Taking seats in the middle of a long row, we sprawled back, comfortably familiar with the twenty minute ride to downtown Bridgeport. Three stops later, though, my comfort disappeared as two bouncy cheerleaders with their dates, boarded and sat down several rows in back of us. I barely knew them but I felt their stares and my face reddened.

Saturday night was date night; no date meant a night holed up alone in your room or with girlfriends. This behavior was based on a widely recognized but unspoken social rule of the ’50’s that stated:

A girl old enough to date

on a Saturday night,

must have a boy in hand,

or stay out of sight.

My brother, sitting in the aisle seat next to me, didn’t count as a date. He was . . . well, he was my brother. No one knew otherwise. And that soon turned out to be the point.

“Oh, Stan,”  I hissed.  “I know both those girls. Just a little. They’re in my math class.” At that, my brother, fully aware of the Saturday night social rule, and in distinctly unsib-like fashion, casually draped his arm around my shoulders, moved closer to me, and murmured, “Not to worry, kiddo. You’re now my date for the night!” And for the rest of the ride we stretched our thespian abilities to the limit by dramatically whispering to each other and trying hard not to giggle.

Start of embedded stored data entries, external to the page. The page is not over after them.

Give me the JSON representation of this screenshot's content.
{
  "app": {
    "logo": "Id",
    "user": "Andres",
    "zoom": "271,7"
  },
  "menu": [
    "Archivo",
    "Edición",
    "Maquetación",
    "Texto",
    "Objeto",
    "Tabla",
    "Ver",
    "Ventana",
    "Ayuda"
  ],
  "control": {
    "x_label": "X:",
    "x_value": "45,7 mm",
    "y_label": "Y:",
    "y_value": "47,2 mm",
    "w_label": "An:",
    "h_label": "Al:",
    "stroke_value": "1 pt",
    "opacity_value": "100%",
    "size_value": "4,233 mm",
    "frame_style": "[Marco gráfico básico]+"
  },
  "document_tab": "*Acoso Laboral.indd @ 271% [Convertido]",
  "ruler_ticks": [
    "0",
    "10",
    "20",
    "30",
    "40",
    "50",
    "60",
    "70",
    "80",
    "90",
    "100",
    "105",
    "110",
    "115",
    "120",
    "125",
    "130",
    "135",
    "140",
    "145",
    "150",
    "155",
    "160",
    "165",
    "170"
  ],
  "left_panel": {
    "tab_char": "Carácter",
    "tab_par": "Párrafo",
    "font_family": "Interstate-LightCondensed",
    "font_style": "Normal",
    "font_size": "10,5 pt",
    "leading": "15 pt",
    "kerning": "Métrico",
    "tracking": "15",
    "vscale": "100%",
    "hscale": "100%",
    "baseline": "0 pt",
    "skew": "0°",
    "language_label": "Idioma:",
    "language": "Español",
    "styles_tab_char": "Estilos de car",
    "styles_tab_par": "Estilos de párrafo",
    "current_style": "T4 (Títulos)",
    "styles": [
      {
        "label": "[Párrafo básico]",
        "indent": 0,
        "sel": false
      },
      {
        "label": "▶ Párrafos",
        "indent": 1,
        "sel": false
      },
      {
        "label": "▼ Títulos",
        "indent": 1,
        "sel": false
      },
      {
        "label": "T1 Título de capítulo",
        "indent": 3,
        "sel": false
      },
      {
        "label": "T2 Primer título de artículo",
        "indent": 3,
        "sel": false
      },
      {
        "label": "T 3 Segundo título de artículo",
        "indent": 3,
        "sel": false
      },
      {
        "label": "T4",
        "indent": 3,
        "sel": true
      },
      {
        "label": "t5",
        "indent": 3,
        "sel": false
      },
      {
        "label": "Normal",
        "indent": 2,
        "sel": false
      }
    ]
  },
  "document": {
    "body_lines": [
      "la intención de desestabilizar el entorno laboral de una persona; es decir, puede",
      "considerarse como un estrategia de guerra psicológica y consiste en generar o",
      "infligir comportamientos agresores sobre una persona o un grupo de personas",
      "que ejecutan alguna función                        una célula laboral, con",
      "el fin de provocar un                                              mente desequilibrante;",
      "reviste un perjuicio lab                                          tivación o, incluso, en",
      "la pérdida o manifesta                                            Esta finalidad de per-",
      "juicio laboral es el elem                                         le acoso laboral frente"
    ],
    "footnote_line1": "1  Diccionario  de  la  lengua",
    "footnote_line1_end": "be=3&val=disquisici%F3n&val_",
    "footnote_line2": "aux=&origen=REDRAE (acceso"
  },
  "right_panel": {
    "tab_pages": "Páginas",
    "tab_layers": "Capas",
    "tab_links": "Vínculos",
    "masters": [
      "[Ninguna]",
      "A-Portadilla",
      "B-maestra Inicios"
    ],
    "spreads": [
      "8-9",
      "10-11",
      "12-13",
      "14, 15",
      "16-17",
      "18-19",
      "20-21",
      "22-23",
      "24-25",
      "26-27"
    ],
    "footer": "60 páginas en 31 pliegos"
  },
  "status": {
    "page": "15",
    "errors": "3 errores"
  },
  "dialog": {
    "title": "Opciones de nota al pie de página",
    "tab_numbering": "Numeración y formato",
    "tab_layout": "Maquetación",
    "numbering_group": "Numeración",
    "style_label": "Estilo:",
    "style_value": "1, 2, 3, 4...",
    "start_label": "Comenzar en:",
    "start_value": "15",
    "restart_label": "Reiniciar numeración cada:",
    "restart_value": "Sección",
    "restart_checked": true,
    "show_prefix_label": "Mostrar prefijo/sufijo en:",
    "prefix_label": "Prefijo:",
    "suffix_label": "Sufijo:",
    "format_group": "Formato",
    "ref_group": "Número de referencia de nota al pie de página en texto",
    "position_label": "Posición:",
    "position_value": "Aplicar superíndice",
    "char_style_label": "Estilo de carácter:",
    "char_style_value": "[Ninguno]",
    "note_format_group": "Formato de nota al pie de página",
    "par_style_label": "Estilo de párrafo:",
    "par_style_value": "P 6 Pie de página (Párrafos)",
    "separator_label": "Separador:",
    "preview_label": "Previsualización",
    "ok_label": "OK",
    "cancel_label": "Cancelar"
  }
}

The playacting ended with a mighty flourish when, at our stop, Stan gallantly helped me off the bus. I grinned. I loved it. What a guy!

I felt the eyes of the four high schoolers follow us as we stepped onto the sidewalk. Although I wasn’t sure whether or not they believed that my brother was my date, it no longer mattered. All my embarrassment had disappeared, and I recognized, once again, that Stan had always brightened my world with thoughtful acts that other brothers couldn’t possibly envision.

And so, I consider myself lucky. Stan is long gone, yet our bond remains strong and embedded firmly with memories holding gifts from the past as keepsakes for the future.